By Cory Levine, Wall Street & Technology
The financial services industry's effort toward secure authentication for online financial transactions was bumped up a spot or two on the old to-do list last week. The Federal Financial Institutions Examination Council (FFIEC) released a list of frequently asked questions, clarifying some of the lingering issues surrounding last year's guidance on risk-based authentication. Meanwhile, the Financial Services Technology Consortium (FSTC) announced its intentions to improve how financial institutions authenticate themselves to users, to curb phishing, pharming, spoofing and malware attacks.The FFIEC's release seems to further muddle precisely what the regulators expect, stating that the use of multifactor authentication is not required. However, the document does specify that, based on the level of risk involved, there are multiple circumstances under which single-factor sign-on is insufficient and points to "layered security" and "other compensating controls" as alternatives. The document goes on to provide very vague definitions of this very vague terminology, and those responsible for online security are left shrugging.
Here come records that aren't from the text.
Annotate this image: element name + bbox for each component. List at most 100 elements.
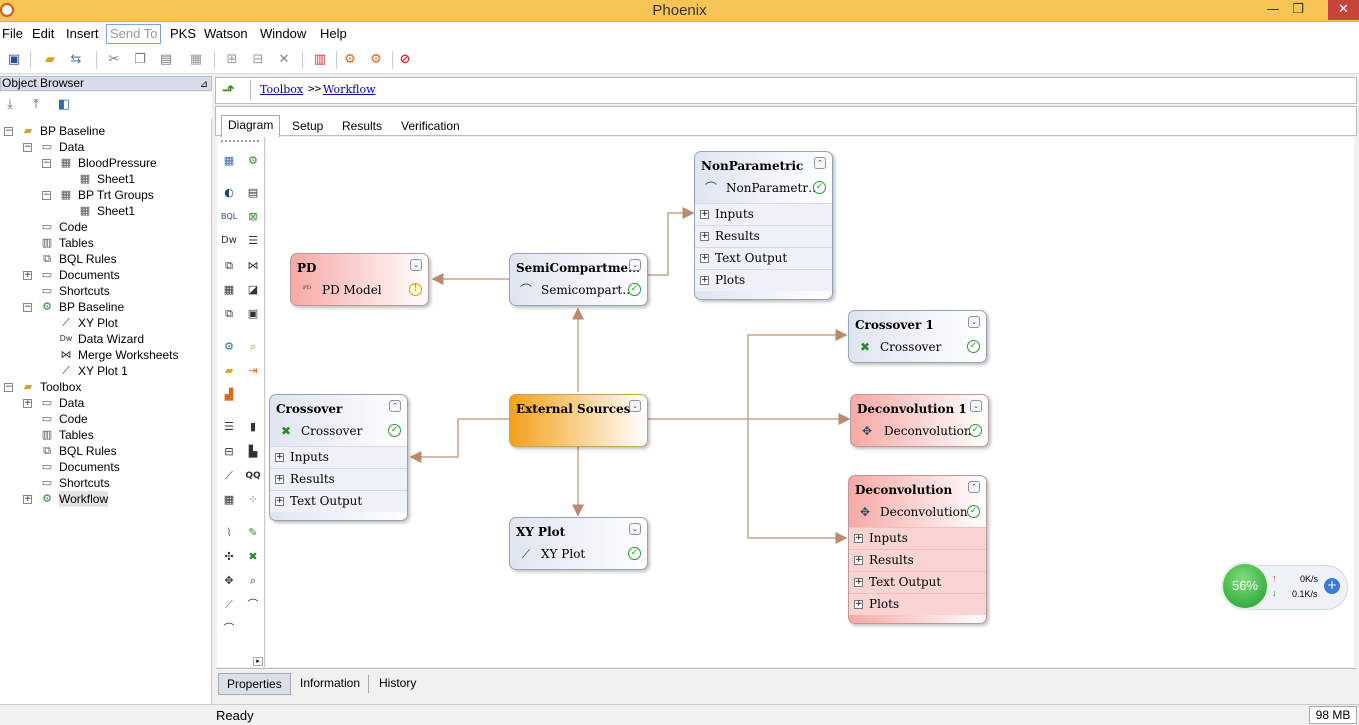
tree-item[interactable]: Documents xyxy=(59,267,120,283)
palette-scroll-icon[interactable]: ▸ xyxy=(253,657,263,666)
collapse-toggle-icon[interactable]: − xyxy=(23,303,32,312)
filter-icon[interactable]: ◧ xyxy=(56,97,72,113)
tree-item[interactable]: Data xyxy=(59,139,84,155)
row-inputs[interactable]: + Inputs xyxy=(695,203,832,225)
palette-nca-icon[interactable]: ⌒ xyxy=(245,597,261,613)
palette-circle-icon[interactable]: ◐ xyxy=(221,185,237,201)
breadcrumb-workflow[interactable]: Workflow xyxy=(323,83,375,96)
grid-icon[interactable]: ▦ xyxy=(188,52,204,68)
palette-qq-icon[interactable]: QQ xyxy=(245,468,261,484)
restore-button[interactable]: ❐ xyxy=(1283,0,1313,20)
palette-list-icon[interactable]: ☰ xyxy=(245,233,261,249)
row-results[interactable]: + Results xyxy=(695,225,832,247)
palette-deconv-icon[interactable]: ✥ xyxy=(221,573,237,589)
collapse-icon[interactable]: ⌄ xyxy=(629,259,641,271)
add-column-icon[interactable]: ⊟ xyxy=(250,52,266,68)
palette-curve-icon[interactable]: ⌇ xyxy=(221,525,237,541)
expand-toggle-icon[interactable]: + xyxy=(23,271,32,280)
palette-align-icon[interactable]: ☰ xyxy=(221,419,237,435)
palette-pen-icon[interactable]: ✎ xyxy=(245,525,261,541)
palette-dw-icon[interactable]: Dw xyxy=(221,233,237,249)
palette-chart-icon[interactable]: ▟ xyxy=(221,387,237,403)
tree-item[interactable]: BP Trt Groups xyxy=(78,187,154,203)
palette-bql-icon[interactable]: BQL xyxy=(221,209,237,225)
menu-insert[interactable]: Insert xyxy=(66,26,99,41)
cpu-usage-gauge[interactable]: 56% xyxy=(1221,562,1269,610)
palette-grid-icon[interactable]: ▦ xyxy=(221,153,237,169)
node-nonparametric[interactable]: NonParametric ⌃ ⌒ NonParametr… ✓ + Inputs… xyxy=(694,151,833,300)
palette-xy-icon[interactable]: ⟋ xyxy=(221,468,237,484)
collapse-icon[interactable]: ⌄ xyxy=(970,400,982,412)
add-row-icon[interactable]: ⊞ xyxy=(224,52,240,68)
up-arrow-icon[interactable]: ⬏ xyxy=(222,82,238,98)
tab-diagram[interactable]: Diagram xyxy=(221,115,281,137)
tree-item[interactable]: Shortcuts xyxy=(59,283,110,299)
collapse-icon[interactable]: ⌄ xyxy=(410,259,422,271)
execute-icon[interactable]: ⚙ xyxy=(342,52,358,68)
palette-copy-icon[interactable]: ⧉ xyxy=(221,258,237,274)
copy-icon[interactable]: ❐ xyxy=(132,52,148,68)
expand-toggle-icon[interactable]: + xyxy=(23,495,32,504)
tree-item[interactable]: Toolbox xyxy=(40,379,81,395)
tree-item[interactable]: BQL Rules xyxy=(59,251,117,267)
row-plots[interactable]: + Plots xyxy=(695,269,832,291)
palette-trend-icon[interactable]: ⟋ xyxy=(221,597,237,613)
pin-icon[interactable]: ⊿ xyxy=(200,78,208,91)
palette-table-icon[interactable]: ▤ xyxy=(245,185,261,201)
collapse-icon[interactable]: ⌄ xyxy=(968,316,980,328)
node-semicompartmental[interactable]: SemiCompartme… ⌄ ⌒ Semicompart… ✓ xyxy=(509,253,648,306)
node-xy-plot[interactable]: XY Plot ⌄ ⟋ XY Plot ✓ xyxy=(509,517,648,570)
tree-item[interactable]: Merge Worksheets xyxy=(78,347,178,363)
collapse-toggle-icon[interactable]: − xyxy=(42,159,51,168)
report-icon[interactable]: ▥ xyxy=(312,52,328,68)
breadcrumb-toolbox[interactable]: Toolbox xyxy=(260,83,303,96)
tree-item[interactable]: BQL Rules xyxy=(59,443,117,459)
tree-item[interactable]: Data Wizard xyxy=(78,331,144,347)
menu-file[interactable]: File xyxy=(2,26,23,41)
palette-histogram-icon[interactable]: ▙ xyxy=(245,444,261,460)
row-plots[interactable]: + Plots xyxy=(849,593,986,615)
tree-item[interactable]: XY Plot xyxy=(78,315,118,331)
tab-properties[interactable]: Properties xyxy=(218,673,291,695)
node-deconvolution-1[interactable]: Deconvolution 1 ⌄ ✥ Deconvolution ✓ xyxy=(850,394,989,447)
palette-merge-icon[interactable]: ⋈ xyxy=(245,258,261,274)
palette-semi-icon[interactable]: ⌒ xyxy=(221,621,237,637)
delete-icon[interactable]: ✕ xyxy=(276,52,292,68)
row-text-output[interactable]: + Text Output xyxy=(695,247,832,269)
menu-pks[interactable]: PKS xyxy=(170,26,196,41)
palette-folder-icon[interactable]: ▰ xyxy=(221,363,237,379)
tree-item[interactable]: BloodPressure xyxy=(78,155,157,171)
palette-pages-icon[interactable]: ⧉ xyxy=(221,306,237,322)
palette-tool-icon[interactable]: ✣ xyxy=(221,549,237,565)
palette-boxplot-icon[interactable]: ⊟ xyxy=(221,444,237,460)
row-results[interactable]: + Results xyxy=(270,468,407,490)
tree-item[interactable]: Code xyxy=(59,411,88,427)
row-inputs[interactable]: + Inputs xyxy=(849,527,986,549)
collapse-toggle-icon[interactable]: − xyxy=(4,383,13,392)
plus-icon[interactable]: + xyxy=(1324,578,1340,594)
palette-matrix-icon[interactable]: ▦ xyxy=(221,492,237,508)
tree-item[interactable]: Data xyxy=(59,395,84,411)
row-text-output[interactable]: + Text Output xyxy=(270,490,407,512)
tree-item[interactable]: Sheet1 xyxy=(97,171,135,187)
palette-crossover-icon[interactable]: ✖ xyxy=(245,549,261,565)
node-external-sources[interactable]: External Sources ⌄ xyxy=(509,394,648,447)
collapse-toggle-icon[interactable]: − xyxy=(4,127,13,136)
menu-watson[interactable]: Watson xyxy=(204,26,248,41)
menu-edit[interactable]: Edit xyxy=(32,26,54,41)
menu-help[interactable]: Help xyxy=(320,26,347,41)
palette-search-icon[interactable]: ⌕ xyxy=(245,339,261,355)
tree-item[interactable]: Code xyxy=(59,219,88,235)
collapse-icon[interactable]: ⌄ xyxy=(629,400,641,412)
tree-item[interactable]: BP Baseline xyxy=(59,299,124,315)
cut-icon[interactable]: ✂ xyxy=(106,52,122,68)
tree-item[interactable]: Workflow xyxy=(59,491,109,507)
save-icon[interactable]: ▣ xyxy=(6,52,22,68)
row-inputs[interactable]: + Inputs xyxy=(270,446,407,468)
tree-item[interactable]: Tables xyxy=(59,235,94,251)
row-results[interactable]: + Results xyxy=(849,549,986,571)
palette-gear-icon[interactable]: ⚙ xyxy=(245,153,261,169)
close-button[interactable]: ✕ xyxy=(1328,0,1359,20)
menu-window[interactable]: Window xyxy=(260,26,306,41)
palette-excel-icon[interactable]: ⊠ xyxy=(245,209,261,225)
The FAQs do make some notable clarifications. For instance, while a financial institution can rely on a risk assessment performed by a service provider, risk management in online transactions is ultimately the responsibility of the FI. And rather than simply ramping up security across all types of transactions, institutions must use risk-based solutions. Checking an account balance and transferring funds should likely have two different means of authentication according to the guidance, with the former being less robust than the latter. The FFIEC also noted that a customer may not opt out of additional authentication controls, and that even though the customer may want to take on the risk, doing so would undermine regulators' intentions and the FI should impose authentication tactics.
Also making news last week was the FSTC, which announced a "major project" to develop agreed-upon technologies and methodologies for mutual authentication. This new effort is, in essence, a spinoff project of the FSTC's recently completed Better Mutual Authentication project, which sought to define the industry requirements in online authentication. Said Dan Schutzer. executive director of the FSTC, "With this project, we intend to leverage and influence existing technology and social initiatives coming out of the computer and communications vendor community to address our needs in financial institutions' Web site and e-mail authentication. This will include making many of these solutions from the vendor community more workable through cooperation and partnership with institutions throughout North America and beyond."